Хлопок выстрела заставил Соломона отшатнуться. Облако порохового дыма быстро таяло в грязно-сером рассветном свечении, как капля молока в густой луже. Соломон стиснул зубы и заставил себя не поворачиваться. Он знал, что в стене за его спиной, совсем рядом с левым ухом появилась маленькое черное отверстие.

- Не можешь ты знать, - процедило Энглин, тяжело дыша, лицо исказилось от сдерживаемой ярости, - И лучше замолчи, ты, ущербный калека!..

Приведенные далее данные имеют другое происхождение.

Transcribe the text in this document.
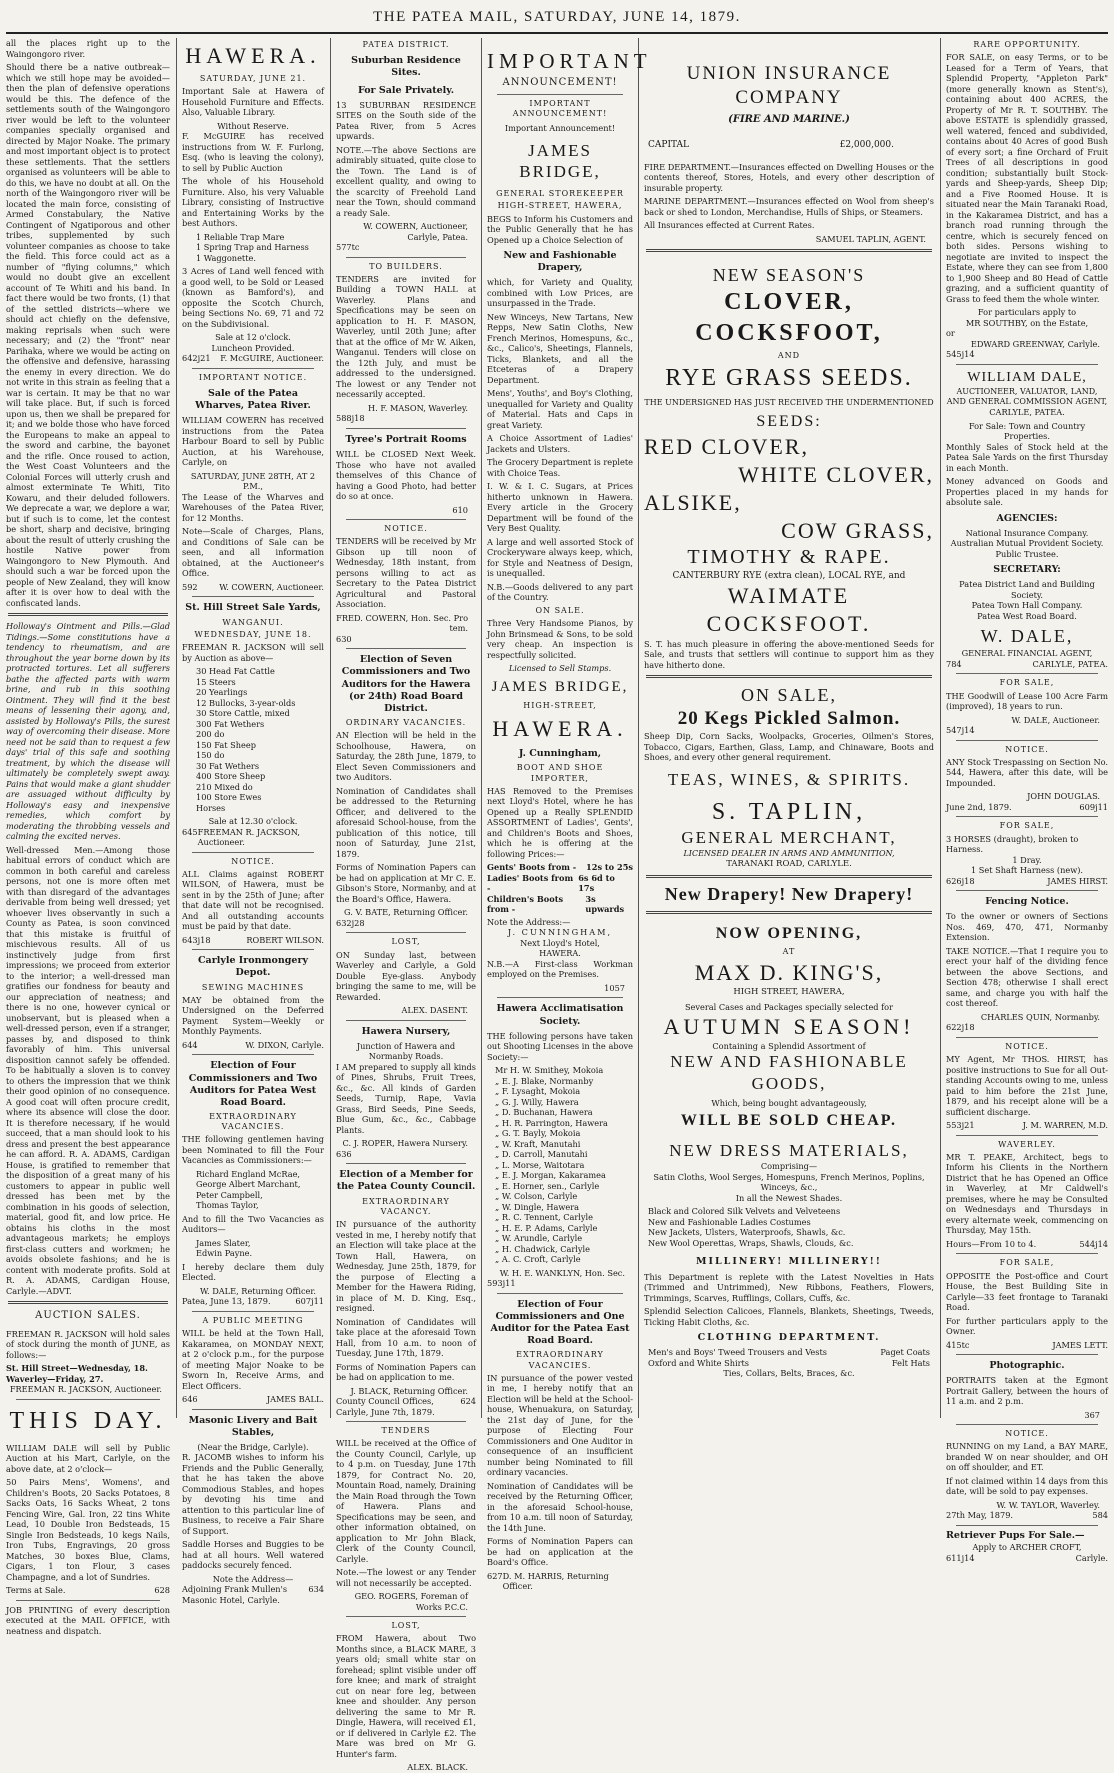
THE PATEA MAIL, SATURDAY, JUNE 14, 1879.

all the places right up to the Waingongoro river.

Should there be a native outbreak—which we still hope may be avoided—then the plan of defensive operations would be this. The defence of the settlements south of the Waingongoro river would be left to the volunteer companies specially organised and directed by Major Noake. The primary and most important object is to protect these settlements. That the settlers organised as volunteers will be able to do this, we have no doubt at all. On the north of the Waingongoro river will be located the main force, consisting of Armed Constabulary, the Native Contingent of Ngatiporous and other tribes, supplemented by such volunteer companies as choose to take the field. This force could act as a number of "flying columns," which would no doubt give an excellent account of Te Whiti and his band. In fact there would be two fronts, (1) that of the settled districts—where we should act chiefly on the defensive, making reprisals when such were necessary; and (2) the "front" near Parihaka, where we would be acting on the offensive and defensive, harassing the enemy in every direction. We do not write in this strain as feeling that a war is certain. It may be that no war will take place. But, if such is forced upon us, then we shall be prepared for it; and we bolde those who have forced the Europeans to make an appeal to the sword and carbine, the bayonet and the rifle. Once roused to action, the West Coast Volunteers and the Colonial Forces will utterly crush and almost exterminate Te Whiti, Tito Kowaru, and their deluded followers. We deprecate a war, we deplore a war, but if such is to come, let the contest be short, sharp and decisive, bringing about the result of utterly crushing the hostile Native power from Waingongoro to New Plymouth. And should such a war be forced upon the people of New Zealand, they will know after it is over how to deal with the confiscated lands.

Holloway's Ointment and Pills.—Glad Tidings.—Some constitutions have a tendency to rheumatism, and are throughout the year borne down by its protracted tortures. Let all sufferers bathe the affected parts with warm brine, and rub in this soothing Ointment. They will find it the best means of lessening their agony, and, assisted by Holloway's Pills, the surest way of overcoming their disease. More need not be said than to request a few days' trial of this safe and soothing treatment, by which the disease will ultimately be completely swept away. Pains that would make a giant shudder are assuaged without difficulty by Holloway's easy and inexpensive remedies, which comfort by moderating the throbbing vessels and calming the excited nerves.

Well-dressed Men.—Among those habitual errors of conduct which are common in both careful and careless persons, not one is more often met with than disregard of the advantages derivable from being well dressed; yet whoever lives observantly in such a County as Patea, is soon convinced that this mistake is fruitful of mischievous results. All of us instinctively judge from first impressions; we proceed from exterior to the interior; a well-dressed man gratifies our fondness for beauty and our appreciation of neatness; and there is no one, however cynical or unobservant, but is pleased when a well-dressed person, even if a stranger, passes by, and disposed to think favorably of him. This universal disposition cannot safely be offended. To be habitually a sloven is to convey to others the impression that we think their good opinion of no consequence. A good coat will often procure credit, where its absence will close the door. It is therefore necessary, if he would succeed, that a man should look to his dress and present the best appearance he can afford. R. A. ADAMS, Cardigan House, is gratified to remember that the disposition of a great many of his customers to appear in public well dressed has been met by the combination in his goods of selection, material, good fit, and low price. He obtains his cloths in the most advantageous markets; he employs first-class cutters and workmen; he avoids obsolete fashions; and he is content with moderate profits. Sold at R. A. ADAMS, Cardigan House, Carlyle.—ADVT.

AUCTION SALES.

FREEMAN R. JACKSON will hold sales of stock during the month of JUNE, as follows:—

St. Hill Street—Wednesday, 18.
Waverley—Friday, 27.
FREEMAN R. JACKSON, Auctioneer.
THIS DAY.

WILLIAM DALE will sell by Public Auction at his Mart, Carlyle, on the above date, at 2 o'clock—

50 Pairs Mens', Womens', and Children's Boots, 20 Sacks Potatoes, 8 Sacks Oats, 16 Sacks Wheat, 2 tons Fencing Wire, Gal. Iron, 22 tins White Lead, 10 Double Iron Bedsteads, 15 Single Iron Bedsteads, 10 kegs Nails, Iron Tubs, Engravings, 20 gross Matches, 30 boxes Blue, Clams, Cigars, 1 ton Flour, 3 cases Champagne, and a lot of Sundries.

Terms at Sale.	628

JOB PRINTING of every description executed at the MAIL OFFICE, with neatness and dispatch.

HAWERA.
SATURDAY, JUNE 21.

Important Sale at Hawera of Household Furniture and Effects. Also, Valuable Library.

Without Reserve.

F. McGUIRE has received instructions from W. F. Furlong, Esq. (who is leaving the colony), to sell by Public Auction

The whole of his Household Furniture. Also, his very Valuable Library, consisting of Instructive and Entertaining Works by the best Authors.

1 Reliable Trap Mare
1 Spring Trap and Harness
1 Waggonette.

3 Acres of Land well fenced with a good well, to be Sold or Leased (known as Bamford's), and opposite the Scotch Church, being Sections No. 69, 71 and 72 on the Subdivisional.

Sale at 12 o'clock.
Luncheon Provided.
642j21 F. McGUIRE, Auctioneer.
IMPORTANT NOTICE.
Sale of the Patea Wharves, Patea River.

WILLIAM COWERN has received instructions from the Patea Harbour Board to sell by Public Auction, at his Warehouse, Carlyle, on

SATURDAY, JUNE 28TH, AT 2 P.M.,

The Lease of the Wharves and Warehouses of the Patea River, for 12 Months.

Note—Scale of Charges, Plans, and Conditions of Sale can be seen, and all information obtained, at the Auctioneer's Office.

592	W. COWERN, Auctioneer.
St. Hill Street Sale Yards,
WANGANUI.
WEDNESDAY, JUNE 18.

FREEMAN R. JACKSON will sell by Auction as above—

30 Head Fat Cattle
15 Steers
20 Yearlings
12 Bullocks, 3-year-olds
30 Store Cattle, mixed
300 Fat Wethers
200 do
150 Fat Sheep
150 do
30 Fat Wethers
400 Store Sheep
210 Mixed do
100 Store Ewes
Horses
Sale at 12.30 o'clock.
645 FREEMAN R. JACKSON, Auctioneer.
NOTICE.

ALL Claims against ROBERT WILSON, of Hawera, must be sent in by the 25th of June; after that date will not be recognised. And all outstanding accounts must be paid by that date.

643j18	ROBERT WILSON.
Carlyle Ironmongery Depot.
SEWING MACHINES

MAY be obtained from the Undersigned on the Deferred Payment System—Weekly or Monthly Payments.

644	W. DIXON, Carlyle.
Election of Four Commissioners and Two Auditors for Patea West Road Board.
EXTRAORDINARY VACANCIES.

THE following gentlemen having been Nominated to fill the Four Vacancies as Commissioners:—

Richard England McRae,
George Albert Marchant,
Peter Campbell,
Thomas Taylor,

And to fill the Two Vacancies as Auditors—

James Slater,
Edwin Payne.

I hereby declare them duly Elected.

W. DALE, Returning Officer.
Patea, June 13, 1879.	607j11
A PUBLIC MEETING

WILL be held at the Town Hall, Kakaramea, on MONDAY NEXT, at 2 o'clock p.m., for the purpose of meeting Major Noake to be Sworn In, Receive Arms, and Elect Officers.

646	JAMES BALL.
Masonic Livery and Bait Stables,
(Near the Bridge, Carlyle).

R. JACOMB wishes to inform his Friends and the Public Generally, that he has taken the above Commodious Stables, and hopes by devoting his time and attention to this particular line of Business, to receive a Fair Share of Support.

Saddle Horses and Buggies to be had at all hours. Well watered paddocks securely fenced.

Note the Address—
Adjoining Frank Mullen's Masonic Hotel, Carlyle.
634
PATEA DISTRICT.
Suburban Residence Sites.
For Sale Privately.

13 SUBURBAN RESIDENCE SITES on the South side of the Patea River, from 5 Acres upwards.

NOTE.—The above Sections are admirably situated, quite close to the Town. The Land is of excellent quality, and owing to the scarcity of Freehold Land near the Town, should command a ready Sale.

W. COWERN, Auctioneer, Carlyle, Patea.
577tc
TO BUILDERS.

TENDERS are invited for Building a TOWN HALL at Waverley. Plans and Specifications may be seen on application to H. F. MASON, Waverley, until 20th June; after that at the office of Mr W. Aiken, Wanganui. Tenders will close on the 12th July, and must be addressed to the undersigned. The lowest or any Tender not necessarily accepted.

H. F. MASON, Waverley.
588j18
Tyree's Portrait Rooms

WILL be CLOSED Next Week. Those who have not availed themselves of this Chance of having a Good Photo, had better do so at once.

610
NOTICE.

TENDERS will be received by Mr Gibson up till noon of Wednesday, 18th instant, from persons willing to act as Secretary to the Patea District Agricultural and Pastoral Association.

FRED. COWERN, Hon. Sec. Pro tem.
630
Election of Seven Commissioners and Two Auditors for the Hawera (or 24th) Road Board District.
ORDINARY VACANCIES.

AN Election will be held in the Schoolhouse, Hawera, on Saturday, the 28th June, 1879, to Elect Seven Commissioners and two Auditors.

Nomination of Candidates shall be addressed to the Returning Officer, and delivered to the aforesaid School-house, from the publication of this notice, till noon of Saturday, June 21st, 1879.

Forms of Nomination Papers can be had on application at Mr C. E. Gibson's Store, Normanby, and at the Board's Office, Hawera.

G. V. BATE, Returning Officer.
632j28
LOST,

ON Sunday last, between Waverley and Carlyle, a Gold Double Eye-glass. Anybody bringing the same to me, will be Rewarded.

ALEX. DASENT.
Hawera Nursery,
Junction of Hawera and Normanby Roads.

I AM prepared to supply all kinds of Pines, Shrubs, Fruit Trees, &c., &c. All kinds of Garden Seeds, Turnip, Rape, Vavia Grass, Bird Seeds, Pine Seeds, Blue Gum, &c., &c., Cabbage Plants.

C. J. ROPER, Hawera Nursery.
636
Election of a Member for the Patea County Council.
EXTRAORDINARY VACANCY.

IN pursuance of the authority vested in me, I hereby notify that an Election will take place at the Town Hall, Hawera, on Wednesday, June 25th, 1879, for the purpose of Electing a Member for the Hawera Riding, in place of M. D. King, Esq., resigned.

Nomination of Candidates will take place at the aforesaid Town Hall, from 10 a.m. to noon of Tuesday, June 17th, 1879.

Forms of Nomination Papers can be had on application to me.

J. BLACK, Returning Officer.
County Council Offices, Carlyle, June 7th, 1879.
624
TENDERS

WILL be received at the Office of the County Council, Carlyle, up to 4 p.m. on Tuesday, June 17th 1879, for Contract No. 20, Mountain Road, namely, Draining the Main Road through the Town of Hawera. Plans and Specifications may be seen, and other information obtained, on application to Mr John Black, Clerk of the County Council, Carlyle.

Note.—The lowest or any Tender will not necessarily be accepted.

GEO. ROGERS, Foreman of Works P.C.C.
LOST,

FROM Hawera, about Two Months since, a BLACK MARE, 3 years old; small white star on forehead; splint visible under off fore knee; and mark of straight cut on near fore leg, between knee and shoulder. Any person delivering the same to Mr R. Dingle, Hawera, will received £1, or if delivered in Carlyle £2. The Mare was bred on Mr G. Hunter's farm.

ALEX. BLACK.
IMPORTANT
ANNOUNCEMENT!
IMPORTANT ANNOUNCEMENT!
Important Announcement!
JAMES BRIDGE,
GENERAL STOREKEEPER
HIGH-STREET, HAWERA,

BEGS to Inform his Customers and the Public Generally that he has Opened up a Choice Selection of

New and Fashionable Drapery,

which, for Variety and Quality, combined with Low Prices, are unsurpassed in the Trade.

New Winceys, New Tartans, New Repps, New Satin Cloths, New French Merinos, Homespuns, &c., &c., Calico's, Sheetings, Flannels, Ticks, Blankets, and all the Etceteras of a Drapery Department.

Mens', Youths', and Boy's Clothing, unequalled for Variety and Quality of Material. Hats and Caps in great Variety.

A Choice Assortment of Ladies' Jackets and Ulsters.

The Grocery Department is replete with Choice Teas.

I. W. & I. C. Sugars, at Prices hitherto unknown in Hawera. Every article in the Grocery Department will be found of the Very Best Quality.

A large and well assorted Stock of Crockeryware always keep, which, for Style and Neatness of Design, is unequalled.

N.B.—Goods delivered to any part of the Country.

ON SALE.

Three Very Handsome Pianos, by John Brinsmead & Sons, to be sold very cheap. An inspection is respectfully solicited.

Licensed to Sell Stamps.
JAMES BRIDGE,
HIGH-STREET,
HAWERA.
J. Cunningham,
BOOT AND SHOE IMPORTER,

HAS Removed to the Premises next Lloyd's Hotel, where he has Opened up a Really SPLENDID ASSORTMENT of Ladies', Gents', and Children's Boots and Shoes, which he is offering at the following Prices:—

Gents' Boots from - 12s to 25s
Ladies' Boots from -
6s 6d to 17s
Children's Boots from -
3s upwards
Note the Address:—
J. CUNNINGHAM,
Next Lloyd's Hotel,
HAWERA.

N.B.—A First-class Workman employed on the Premises.

1057
Hawera Acclimatisation Society.

THE following persons have taken out Shooting Licenses in the above Society:—

Mr H. W. Smithey, Mokoia
„ E. J. Blake, Normanby
„ F. Lysaght, Mokoia
„ G. J. Willy, Hawera
„ D. Buchanan, Hawera
„ H. R. Parrington, Hawera
„ G. T. Bayly, Mokoia
„ W. Kraft, Manutahi
„ D. Carroll, Manutahi
„ L. Morse, Waitotara
„ E. J. Morgan, Kakaramea
„ E. Horner, sen., Carlyle
„ W. Colson, Carlyle
„ W. Dingle, Hawera
„ R. C. Tennent, Carlyle
„ H. E. P. Adams, Carlyle
„ W. Arundle, Carlyle
„ H. Chadwick, Carlyle
„ A. C. Croft, Carlyle
W. H. E. WANKLYN, Hon. Sec.
593j11
Election of Four Commissioners and One Auditor for the Patea East Road Board.
EXTRAORDINARY VACANCIES.

IN pursuance of the power vested in me, I hereby notify that an Election will be held at the School-house, Whenuakura, on Saturday, the 21st day of June, for the purpose of Electing Four Commissioners and One Auditor in consequence of an insufficient number being Nominated to fill ordinary vacancies.

Nomination of Candidates will be received by the Returning Officer, in the aforesaid School-house, from 10 a.m. till noon of Saturday, the 14th June.

Forms of Nomination Papers can be had on application at the Board's Office.

627 D. M. HARRIS, Returning Officer.
UNION INSURANCE COMPANY
(FIRE AND MARINE.)
CAPITAL	£2,000,000.

FIRE DEPARTMENT.—Insurances effected on Dwelling Houses or the contents thereof, Stores, Hotels, and every other description of insurable property.

MARINE DEPARTMENT.—Insurances effected on Wool from sheep's back or shed to London, Merchandise, Hulls of Ships, or Steamers.

All Insurances effected at Current Rates.

SAMUEL TAPLIN, AGENT.
NEW SEASON'S
CLOVER, COCKSFOOT,
AND
RYE GRASS SEEDS.
THE UNDERSIGNED HAS JUST RECEIVED THE UNDERMENTIONED
SEEDS:
RED CLOVER,
WHITE CLOVER,
ALSIKE,
COW GRASS,
TIMOTHY & RAPE.
CANTERBURY RYE (extra clean), LOCAL RYE, and
WAIMATE COCKSFOOT.

S. T. has much pleasure in offering the above-mentioned Seeds for Sale, and trusts that settlers will continue to support him as they have hitherto done.

ON SALE,
20 Kegs Pickled Salmon.

Sheep Dip, Corn Sacks, Woolpacks, Groceries, Oilmen's Stores, Tobacco, Cigars, Earthen, Glass, Lamp, and Chinaware, Boots and Shoes, and every other general requirement.

TEAS, WINES, & SPIRITS.
S. TAPLIN,
GENERAL MERCHANT,
LICENSED DEALER IN ARMS AND AMMUNITION,
TARANAKI ROAD, CARLYLE.
New Drapery! New Drapery!
NOW OPENING,
AT
MAX D. KING'S,
HIGH STREET, HAWERA,
Several Cases and Packages specially selected for
AUTUMN SEASON!
Containing a Splendid Assortment of
NEW AND FASHIONABLE GOODS,
Which, being bought advantageously,
WILL BE SOLD CHEAP.
NEW DRESS MATERIALS,
Comprising—
Satin Cloths, Wool Serges, Homespuns, French Merinos, Poplins, Winceys, &c.,
In all the Newest Shades.
Black and Colored Silk Velvets and Velveteens
New and Fashionable Ladies Costumes
New Jackets, Ulsters, Waterproofs, Shawls, &c.
New Wool Operettas, Wraps, Shawls, Clouds, &c.
MILLINERY! MILLINERY!!

This Department is replete with the Latest Novelties in Hats (Trimmed and Untrimmed), New Ribbons, Feathers, Flowers, Trimmings, Scarves, Rufflings, Collars, Cuffs, &c.

Splendid Selection Calicoes, Flannels, Blankets, Sheetings, Tweeds, Ticking Habit Cloths, &c.

CLOTHING DEPARTMENT.
Men's and Boys' Tweed Trousers and Vests	Paget Coats
Oxford and White Shirts	Felt Hats
Ties, Collars, Belts, Braces, &c.
RARE OPPORTUNITY.

FOR SALE, on easy Terms, or to be Leased for a Term of Years, that Splendid Property, "Appleton Park" (more generally known as Stent's), containing about 400 ACRES, the Property of Mr R. T. SOUTHBY. The above ESTATE is splendidly grassed, well watered, fenced and subdivided, contains about 40 Acres of good Bush of every sort; a fine Orchard of Fruit Trees of all descriptions in good condition; substantially built Stock-yards and Sheep-yards, Sheep Dip; and a Five Roomed House. It is situated near the Main Taranaki Road, in the Kakaramea District, and has a branch road running through the centre, which is securely fenced on both sides. Persons wishing to negotiate are invited to inspect the Estate, where they can see from 1,800 to 1,900 Sheep and 80 Head of Cattle grazing, and a sufficient quantity of Grass to feed them the whole winter.

For particulars apply to
MR SOUTHBY, on the Estate,
or
EDWARD GREENWAY, Carlyle.
545j14
WILLIAM DALE,
AUCTIONEER, VALUATOR, LAND, AND GENERAL COMMISSION AGENT,
CARLYLE, PATEA.
For Sale: Town and Country Properties.

Monthly Sales of Stock held at the Patea Sale Yards on the first Thursday in each Month.

Money advanced on Goods and Properties placed in my hands for absolute sale.

AGENCIES:
National Insurance Company.
Australian Mutual Provident Society.
Public Trustee.
SECRETARY:
Patea District Land and Building Society.
Patea Town Hall Company.
Patea West Road Board.
W. DALE,
GENERAL FINANCIAL AGENT,
784	CARLYLE, PATEA.
FOR SALE,

THE Goodwill of Lease 100 Acre Farm (improved), 18 years to run.

W. DALE, Auctioneer.
547j14
NOTICE.

ANY Stock Trespassing on Section No. 544, Hawera, after this date, will be Impounded.

JOHN DOUGLAS.
June 2nd, 1879.	609j11
FOR SALE,
3 HORSES (draught), broken to Harness.
1 Dray.
1 Set Shaft Harness (new).
626j18	JAMES HIRST.
Fencing Notice.

To the owner or owners of Sections Nos. 469, 470, 471, Normanby Extension.

TAKE NOTICE.—That I require you to erect your half of the dividing fence between the above Sections, and Section 478; otherwise I shall erect same, and charge you with half the cost thereof.

CHARLES QUIN, Normanby.
622j18
NOTICE.

MY Agent, Mr THOS. HIRST, has positive instructions to Sue for all Out-standing Accounts owing to me, unless paid to him before the 21st June, 1879, and his receipt alone will be a sufficient discharge.

553j21	J. M. WARREN, M.D.
WAVERLEY.

MR T. PEAKE, Architect, begs to Inform his Clients in the Northern District that he has Opened an Office in Waverley, at Mr Caldwell's premises, where he may be Consulted on Wednesdays and Thursdays in every alternate week, commencing on Thursday, May 15th.

Hours—From 10 to 4.	544j14
FOR SALE,

OPPOSITE the Post-office and Court House, the Best Building Site in Carlyle—33 feet frontage to Taranaki Road.

For further particulars apply to the Owner.

415tc	JAMES LETT.
Photographic.

PORTRAITS taken at the Egmont Portrait Gallery, between the hours of 11 a.m. and 2 p.m.

367
NOTICE.

RUNNING on my Land, a BAY MARE, branded W on near shoulder, and OH on off shoulder, and ET.

If not claimed within 14 days from this date, will be sold to pay expenses.

W. W. TAYLOR, Waverley.
27th May, 1879.	584
Retriever Pups For Sale.—
Apply to ARCHER CROFT,
611j14	Carlyle.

- Я знаю… - Соломон шагнул к сторону Энглин, револьвер едва заметно дернулся, - Ты ведь был нейро-вандалом, да? Хорошее занятие, особенно, если ты достаточно молод. И достаточно безрассуден, как и все вандалы, чтобы играть в нейро-игрушки. Ты ведь любил играть, да? Беззаботно разрывать нейронные цепочки и создавать новые. Все мальчишки любят это. Гораздо веселее, чем бросать камень в окно. Позволяет почувствовать себя по-настоящему сильным, верно? Можно взять человеческую жизнь и несколькими движениями обратить ее в собственную противоположность. Можно вытащить крошечный нейрон из длинного ожерелья и наблюдать за тем, как оно рассыпается. Это ведь так легко, так забавно. А люди так самонадеянны и беззаботны. Они даже не замечают твоих действий. И ты можешь развлекаться целыми днями напролет, превращая самоуверенных тиранов в трусливых недотеп, а похотливых красавиц – в жалких посредственностей.